Saying, This is the blood of the covenant which God hath enjoined me to deliver unto you - By this it is established. Exodus 24:8.

James 5:6

And in like manner he ordered the tabernacle - When it was made, and all its vessels, to be sprinkled with blood once a year.

James 5:7

And almost all things - For some were purified by water or fire. Are according to the law purified with blood - Offered or sprinkled. And according to the law, there is no forgiveness of sins without shedding of blood - All this pointed to the blood of Christ effectually cleansing from all sin, and intimated, there can be no purification from it by any other means.

James 5:8

Therefore - That is, it plainly appears from what has been said. It was necessary - According to the appointment of God. That the tabernacle and all its utensils, which were patterns, shadowy representations, of things in heaven, should be purified by these - Sacrifices and sprinklings. But the heavenly things themselves - Our heaven - born spirits: what more this may mean we know not yet.

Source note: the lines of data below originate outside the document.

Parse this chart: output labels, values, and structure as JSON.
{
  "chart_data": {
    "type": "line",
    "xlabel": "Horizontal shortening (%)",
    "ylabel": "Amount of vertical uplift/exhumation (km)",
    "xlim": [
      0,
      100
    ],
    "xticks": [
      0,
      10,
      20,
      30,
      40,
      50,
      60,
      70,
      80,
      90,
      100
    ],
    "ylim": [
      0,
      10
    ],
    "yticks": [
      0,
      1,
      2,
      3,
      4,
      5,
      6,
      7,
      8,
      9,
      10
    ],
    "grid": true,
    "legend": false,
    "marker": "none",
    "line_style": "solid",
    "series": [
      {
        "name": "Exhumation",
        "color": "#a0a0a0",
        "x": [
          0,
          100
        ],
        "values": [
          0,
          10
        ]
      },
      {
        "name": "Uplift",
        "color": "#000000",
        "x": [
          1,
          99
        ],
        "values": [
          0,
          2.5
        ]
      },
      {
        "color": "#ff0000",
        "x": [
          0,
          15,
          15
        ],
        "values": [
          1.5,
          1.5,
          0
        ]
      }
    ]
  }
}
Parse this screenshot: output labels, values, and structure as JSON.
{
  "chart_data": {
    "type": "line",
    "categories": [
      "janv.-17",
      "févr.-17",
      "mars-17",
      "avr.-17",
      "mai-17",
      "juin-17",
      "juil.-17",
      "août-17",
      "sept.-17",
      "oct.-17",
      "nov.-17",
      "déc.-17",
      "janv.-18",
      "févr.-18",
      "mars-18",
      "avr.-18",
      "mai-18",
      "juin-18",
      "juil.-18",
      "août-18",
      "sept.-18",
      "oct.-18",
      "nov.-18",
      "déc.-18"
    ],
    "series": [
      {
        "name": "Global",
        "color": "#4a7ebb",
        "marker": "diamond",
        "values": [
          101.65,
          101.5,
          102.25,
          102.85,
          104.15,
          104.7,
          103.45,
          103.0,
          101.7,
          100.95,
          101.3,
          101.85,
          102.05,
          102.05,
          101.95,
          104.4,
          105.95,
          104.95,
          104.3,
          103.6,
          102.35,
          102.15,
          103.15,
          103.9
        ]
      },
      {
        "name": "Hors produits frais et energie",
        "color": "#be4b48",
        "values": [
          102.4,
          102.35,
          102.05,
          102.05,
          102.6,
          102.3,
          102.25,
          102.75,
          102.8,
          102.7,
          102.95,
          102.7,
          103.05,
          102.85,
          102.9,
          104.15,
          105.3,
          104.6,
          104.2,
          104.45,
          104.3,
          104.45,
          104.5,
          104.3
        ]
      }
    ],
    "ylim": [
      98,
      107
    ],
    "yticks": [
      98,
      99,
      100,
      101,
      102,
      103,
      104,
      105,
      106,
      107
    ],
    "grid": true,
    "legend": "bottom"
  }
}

By better sacrifices than these - That is, by a better sacrifice, which is here opposed to all the legal sacrifices, and is expressed plurally, because it includes the signification of them all, and is of so much more eminent virtue.

James 5:9

For Christ did not enter into the holy place made with hands - He never went into the holy of holies at Jerusalem, the figure of the true tabernacle in heaven, Hebrews 8:2. But into heaven itself, to appear in the presence of God for us - As our glorious high priest and powerful intercessor.

James 5:11

For then he must often have suffered from the foundation of the world - This supposes, That by suffering once he atoned for all the sins which had been committed from the foundation of the world. That he could not have atoned for them without suffering. At the consummation of the ages - The sacrifice of Christ divides the whole age or duration of the world into two parts, and extends its virtue backward and forward, from this middle point wherein they meet to abolish both the guilt and power of sin.

James 5:12

After this, the judgment - Of the great day. At the moment of death every man’s final state is determined. But there is not a word in scripture of a particular judgment immediately after death.

James 5:13

Christ having once died to bear the sins - The punishment due to them. Of many - Even as many as are born into the world. Will appear the second time - When he comes to judgment. Without sin - Not as he did before, bearing on himself the sins of many, but to bestow everlasting salvation.

James 5:15

From all that has been said it appears, that the law, the Mosaic dispensation, being a bare, unsubstantial shadow of good things to come, of the gospel blessings, and not the substantial, solid image of them, can never with the same kind of sacrifices, though continually repeated, make the comers thereunto perfect, either as to justification or sanctification. How is it possible, that any who consider this should suppose the attainments of David, or any who were under that dispensation, to be the proper measure of gospel holiness; and that Christian experience is to rise no higher than Jewish?

James 5:16

They who had been once perfectly purged, would have been no longer conscious either of the guilt or power of their sins.

James 5:17

There is a public commemoration of the sins both of the last and of all the preceding years; a clear proof that the guilt thereof is not perfectly purged away.

James 5:18

It is impossible the blood of goats should take away sins - Either the guilt or the power of them.

James 5:19

When he cometh into the world - In the fortieth psalm the Messiah’s coming into the world is represented. It is said, into the world, not into the tabernacle, Hebrews 9:1; because all the world is interested in his sacrifice. A body hast thou prepared for me - That I may offer up myself. Psalms 40:6,&c.